Tout se passe comme prévu. Les élections générales attestent d’un glissement vers la droite. Les prévisions des sondages sont vérifiées par le vote, notamment dans les résultats des coalitions. La gauche désunie perd, le Mouvement 5 étoiles avec sa plateforme sociale récupère des voix (15 %), la coalition de centre-droit obtient la majorité absolue dans les deux chambres et gouvernera.

Les trois points clefs de cette élection

    1) La capacité de Fratelli d’Italia à drainer l’électorat de droite au détriment de la Ligue, qui chute à 9 %, montrant les vases communicants au sein du centre-droit et la difficulté de maintenir le consensus au sein du gouvernement pour Salvini ;

    2) La transformation du Mouvement 5 étoiles en une force populiste de gauche, capable de drainer des voix au PD, avec une traction sudiste ;

    3) La croissance du consensus du seul parti qui s’est opposé à la majorité d’unité nationale, Fratelli d’Italia, et du parti qui a déclenché la crise du gouvernement Draghi, le Mouvement 5 étoiles.

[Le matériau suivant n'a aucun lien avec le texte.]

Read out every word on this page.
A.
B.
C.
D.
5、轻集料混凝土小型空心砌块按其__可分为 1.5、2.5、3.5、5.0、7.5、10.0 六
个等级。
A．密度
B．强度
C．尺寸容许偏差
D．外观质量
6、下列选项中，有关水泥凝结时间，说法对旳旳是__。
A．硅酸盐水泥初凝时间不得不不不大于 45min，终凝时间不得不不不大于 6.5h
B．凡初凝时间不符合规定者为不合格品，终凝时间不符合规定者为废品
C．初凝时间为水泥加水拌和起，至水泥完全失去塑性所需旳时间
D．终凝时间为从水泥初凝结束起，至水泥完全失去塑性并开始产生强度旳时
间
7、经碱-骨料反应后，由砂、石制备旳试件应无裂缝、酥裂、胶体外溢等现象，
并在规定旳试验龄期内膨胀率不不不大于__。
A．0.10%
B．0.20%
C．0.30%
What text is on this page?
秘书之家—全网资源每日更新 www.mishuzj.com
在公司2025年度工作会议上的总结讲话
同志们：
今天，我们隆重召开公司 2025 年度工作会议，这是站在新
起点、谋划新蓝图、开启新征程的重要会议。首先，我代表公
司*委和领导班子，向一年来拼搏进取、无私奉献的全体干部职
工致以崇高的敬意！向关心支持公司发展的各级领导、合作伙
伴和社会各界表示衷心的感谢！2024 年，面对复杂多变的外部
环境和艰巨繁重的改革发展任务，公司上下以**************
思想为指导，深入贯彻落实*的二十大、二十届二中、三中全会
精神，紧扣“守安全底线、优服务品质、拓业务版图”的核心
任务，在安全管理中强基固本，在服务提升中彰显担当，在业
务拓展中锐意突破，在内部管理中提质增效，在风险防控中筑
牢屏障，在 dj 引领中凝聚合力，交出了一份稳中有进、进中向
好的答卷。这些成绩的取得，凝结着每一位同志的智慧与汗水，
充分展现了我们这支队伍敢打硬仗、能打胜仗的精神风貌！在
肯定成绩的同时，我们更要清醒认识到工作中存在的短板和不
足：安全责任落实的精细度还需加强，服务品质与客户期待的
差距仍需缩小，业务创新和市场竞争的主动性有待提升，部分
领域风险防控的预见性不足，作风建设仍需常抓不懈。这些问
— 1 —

    On trouve de nouveau le signe d’un clivage toujours évident au sein du pays entre les dynamiques politiques réelles et celles que l’on peut observer : d’un côté Draghi au sommet de sa popularité nationale et de son prestige international, et de l’autre le succès des partis les plus sceptiques envers son exécutif. La campagne électorale a défini les priorités des Italiens : crédibilité de la classe dirigeante, économie, sécurité. Ni le danger fasciste, ni les droits civiques, ni l’Agenda Draghi (la conception des réformes léguées par le Président) n’ont entamé les processus de mobilisation d’une grande partie de l’électorat.

    Quelles perspectives ?

    Beaucoup prédisent un gouvernement de courte durée en raison des différences entre les forces politiques de la coalition de « centre-droit ». La politique étrangère, les relations avec l’Europe, la politique fiscale sont certainement des points de friction, susceptibles de provoquer des étincelles entre les alliés. Cependant, d’autres facteurs pèseront sur la durée éventuelle du gouvernement. Les destins personnels des leaders joueront un rôle essentiel : sur le plan politique celui de Salvini qui sort très affaibli par le vote et la force résiduelle, y compris sur le plan physique, de Silvio Berlusconi ; les tendances des sondages après le vote ; les noms qui seront appelés à occuper les fonctions gouvernementales les plus importantes ; et surtout, les conditions internationales et les tendances économiques joueront un rôle fondamental.

    Le gouvernement sorti du vote dispose d’un ciment fort, mais il ne peut jamais contrôler tous les paramètres et reste donc exposé, dans une démocratie parlementaire transformiste et poreuse comme la démocratie italienne, à l’instabilité. Cela ne signifie pas pour autant qu’un gouvernement de droite disposant d’une majorité solide soit inévitablement destiné à être éphémère. Surtout avec les équilibres parlementaires qui sortent du vote, avec Giorgia Meloni la nouvelle leader absolue de la coalition, la Ligue annihilée et Forza Italia un parti en déclin depuis des années, les risques d’un effondrement en peu de temps sont réduits.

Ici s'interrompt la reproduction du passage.